Kuduz hastalığı ile karışabilecek
hastalıklar:
- Ketosiz'in sinirsel şekli
- Serebrokortikal nekroz
- A vitaminozis
- Listeriosis
- Meningitis veya meningoencephalitis ile seyreden diğer
enfeksiyonlar ve adi hastalıklardır.
- Bazı zehirlenmeler de kuduz semptomlarını andırabilir.
İhbarı mecburi hastalıklardan ve
Zoonozlardan biri olması sebebiyle klinik diyagnozu
kesinleştirmeye gerek vardır.
- En yakın mülki ve idari amir e haber verilir.

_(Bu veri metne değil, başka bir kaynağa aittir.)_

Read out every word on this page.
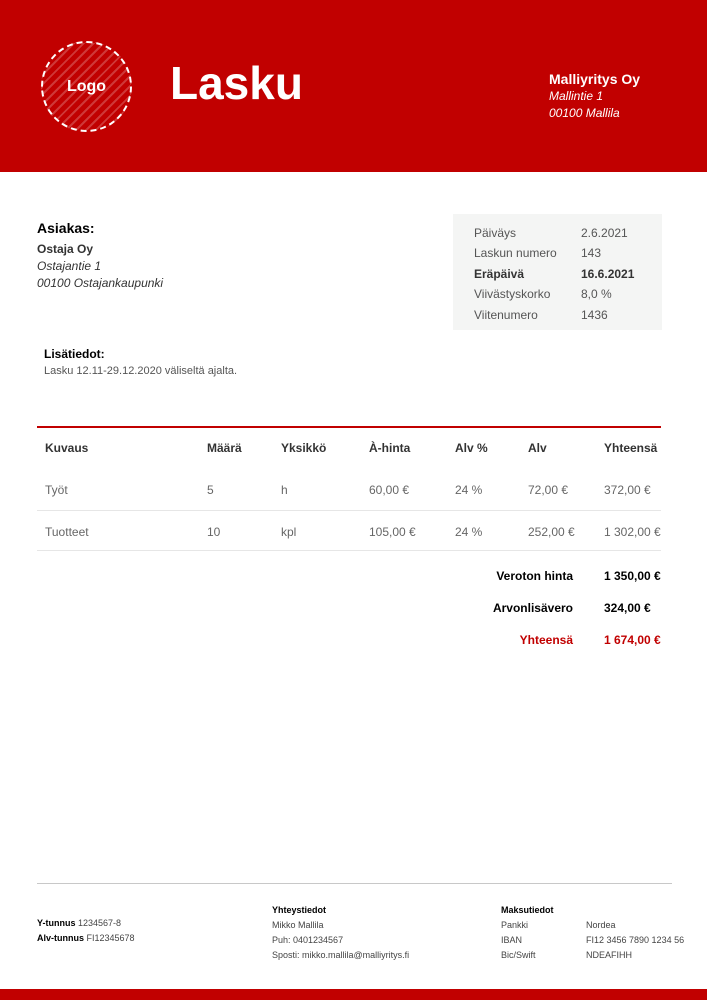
Logo Lasku	Malliyritys Oy
Mallintie 1
00100 Mallila
Asiakas:
Ostaja Oy
Ostajantie 1
00100 Ostajankaupunki
Päiväys	2.6.2021
Laskun numero	143
Eräpäivä	16.6.2021
Viivästyskorko	8,0 %
Viitenumero	1436
Lisätiedot:
Lasku 12.11-29.12.2020 väliseltä ajalta.
Kuvaus	Määrä	Yksikkö	À-hinta	Alv %	Alv	Yhteensä
Työt	5	h	60,00 €	24 %	72,00 €	372,00 €
Tuotteet	10	kpl	105,00 €	24 %	252,00 € 1 302,00 €
Veroton hinta	1 350,00 €
Arvonlisävero	324,00 €
Yhteensä	1 674,00 €
Y-tunnus 1234567-8
Alv-tunnus FI12345678
Yhteystiedot
Mikko Mallila
Puh: 0401234567
Sposti: mikko.mallila@malliyritys.fi
Maksutiedot
Pankki	Nordea
IBAN	FI12 3456 7890 1234 56
Bic/Swift	NDEAFIHH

- Hasta derhal tecrit edilerek müşahedeye alınır.
- Ölen veya öldürülen hayvanın başı kesilerek , plastik
torba içine konup en çabuk bir şekilde laboratuara gönderilir.
Laboratuarda başlıca 3 çeşit muayene ile
kesin diyagnoz konur:
- Beyin frotisinin floresan antikor tekniği ile muayenesi
(Sonucu 1 günde alınır).
- Formol ile fikse edilmiş beyin preparatlarının
histopatalojik muayenesinde ganglion hücreleri içinde "negri
cisimleri " nin aranması.
- Beyinden alınan numuneler ile farelerde intraserebral
deneysel inokulayon yapılması (sonucu 11-12 günde alınır).
Normal olarak yukarıdaki muayenelerden en az
ikisinin uygulanması uygun olur.
Koruma:
- Kuduz Hayvan Sağlığı Zabıtası Kanunu'na göre ihbarı
mecburi hastalıklar arasındadır. En yakındaki idari makama
derhal haber verilmesi , ayrıca yetkili resmi veteriner hekim
e de yazılı veya sözlü rapor verilmesi gerekir.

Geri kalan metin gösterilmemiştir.